Acceptability of medicines for children is a challenge, yet critical to ensure adherence to treatment. There is very little literature on formulation factors that influence acceptability of medicines, particularly in the domiciliary environment. This pragmatic study was conducted at University Hospital Coventry and Warwickshire (UHCW) with the aim of identifying the prevalence and nature of oral formulation-related barriers to medicines administration in children suffering from long-term conditions. This study used semi-structured face-to-face interviews with 221 parents/carers of children (0-18 years) and 57 young people (12-18 years).

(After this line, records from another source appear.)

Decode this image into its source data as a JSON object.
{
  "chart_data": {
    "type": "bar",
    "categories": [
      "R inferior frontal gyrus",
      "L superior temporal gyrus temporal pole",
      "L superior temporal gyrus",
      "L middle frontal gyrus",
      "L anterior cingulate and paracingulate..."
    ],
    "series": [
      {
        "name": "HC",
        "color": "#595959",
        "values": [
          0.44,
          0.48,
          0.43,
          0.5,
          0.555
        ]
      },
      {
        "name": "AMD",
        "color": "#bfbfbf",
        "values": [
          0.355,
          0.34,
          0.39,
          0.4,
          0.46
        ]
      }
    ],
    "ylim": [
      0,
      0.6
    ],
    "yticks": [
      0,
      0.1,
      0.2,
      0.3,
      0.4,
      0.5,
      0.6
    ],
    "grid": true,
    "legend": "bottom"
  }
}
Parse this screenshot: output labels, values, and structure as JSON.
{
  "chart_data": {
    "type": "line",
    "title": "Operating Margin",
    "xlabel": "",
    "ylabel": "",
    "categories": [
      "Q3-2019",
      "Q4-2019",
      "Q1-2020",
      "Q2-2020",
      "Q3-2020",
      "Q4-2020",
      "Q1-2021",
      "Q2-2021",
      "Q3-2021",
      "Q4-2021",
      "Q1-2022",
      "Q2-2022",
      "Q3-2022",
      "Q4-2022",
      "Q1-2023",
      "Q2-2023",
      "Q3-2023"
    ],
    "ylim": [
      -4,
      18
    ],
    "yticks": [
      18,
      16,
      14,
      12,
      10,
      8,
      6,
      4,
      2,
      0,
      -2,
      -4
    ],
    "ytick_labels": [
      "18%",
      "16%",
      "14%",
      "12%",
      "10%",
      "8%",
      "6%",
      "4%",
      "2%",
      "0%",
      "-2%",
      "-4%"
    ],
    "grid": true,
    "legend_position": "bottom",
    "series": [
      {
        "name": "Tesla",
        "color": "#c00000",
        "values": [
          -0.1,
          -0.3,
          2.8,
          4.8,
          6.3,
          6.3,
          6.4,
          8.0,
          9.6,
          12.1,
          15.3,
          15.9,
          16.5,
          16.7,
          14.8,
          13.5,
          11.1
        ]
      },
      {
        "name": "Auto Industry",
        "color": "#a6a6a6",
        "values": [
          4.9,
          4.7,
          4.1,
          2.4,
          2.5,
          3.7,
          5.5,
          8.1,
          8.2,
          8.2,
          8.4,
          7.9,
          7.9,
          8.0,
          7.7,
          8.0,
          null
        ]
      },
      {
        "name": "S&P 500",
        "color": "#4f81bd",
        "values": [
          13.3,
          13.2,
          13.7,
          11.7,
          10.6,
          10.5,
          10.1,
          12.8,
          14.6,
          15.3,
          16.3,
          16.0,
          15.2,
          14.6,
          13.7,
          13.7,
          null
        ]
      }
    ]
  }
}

Result: showed significant medicines refusal and manipulation in the domiciliary environment. Nearly one-third (71/232) of respondents reported medicines refusal. This was associated significantly with the age of child (p=0.016), socioeconomic status (IMD 2010 score) (p=0.002), taste (p<0.001), texture (p=0.017), and volume (of liquid/powder) or quantity (of solid dosage form) (p<0.001). 29% (74/252) of respondents reported manipulating medicines. P-values are based on multivariable statistical analysis models. This study has indicated that formulations prescribed to children with chronic conditions are not meeting the needs of a significant number of patients based on self-report. Age-appropriate medicines are required to provide suitable dose units with an acceptable taste for children. This study should aid pharmaceutical companies to prioritise paediatric formulation work.
Keywords: Acceptability; Formulation; Medicines; Organoleptic; Pediatric.